I want to estimate the Information entropy that is usually computed as

$h[f] = \operatorname{E}[-\ln (f(x))] = -\int_\mathbb X f(x) \ln (f(x))\, dx$

Is this possible? What could be the pseudocode for that operation?

Edit: One thing that I overlooked is the difference between the continuous case and the discrete case. In the discrete case the Entropy is computed

$H(X) = \sum_{i=1}^n {\mathrm{P}(x_i)\,\mathrm{I}(x_i)} = -\sum_{i=1}^n {\mathrm{P}(x_i) \log_b \mathrm{P}(x_i)}$

Example: Assuming my variable is accounting for the number of people with height $y$. This is a discrete case, where I can have for example $x=153cm$ and $f(x)=24$, and $f(x)=0$ for $x=0cm$.

This case should be different.

Answer 1

1. If the distribution is of compact support, the moments, equivalent to the Fourier series expansion, uniquely determines the distribution. The uniqueness is even more directly shown by the Stone-Weierstrass theorem. As a matter of fact the Stone-Weierstrass theorem provides just the arbitrarily close approximation of the distribution. Without loss of generality, suppose the target distribution $p(x)$ is nonzero only on $[0,1]$. Let the approximating $n$'th order polynomial be $$P_n(x)=\sum_{i=0}^n c_ix^i.$$ Substituting this polynomial into the given $n+1$ moment integrals, with the help of the Beta functions, gives an $(n+1)\times (n+1)$ linear system of equation. Solving it gives $P_n$.

One can also use the Bernstein polynomial approximation $$B_n[p](x) = \sum_{i = 0}^n p\left( \frac{i}{n} \right) b_{i,n}(x)$$ and solve directly for the target function value at $p(\frac in), \,\forall i\in\{0,1,\cdots,n\}$.
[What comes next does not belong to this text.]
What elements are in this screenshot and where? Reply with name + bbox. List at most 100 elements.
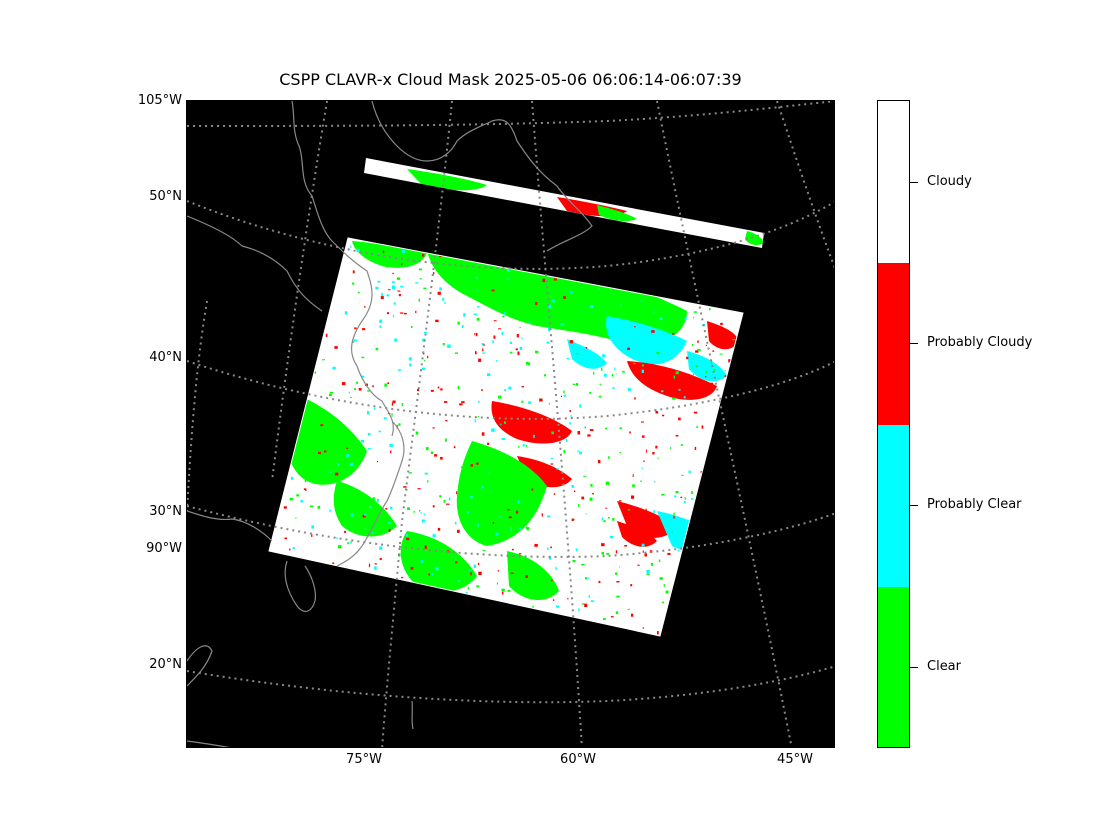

Then the entropy is uniquely determined.

2. If the distribution is discrete, the moment equation is just the power sum. The distribution is also uniquely determined. Newton's identity gives the elementary symmetric polynomials of $\{x_i\}$ which in turn gives a polynomial. Solving the $n$'th order polynomial gives the distribution.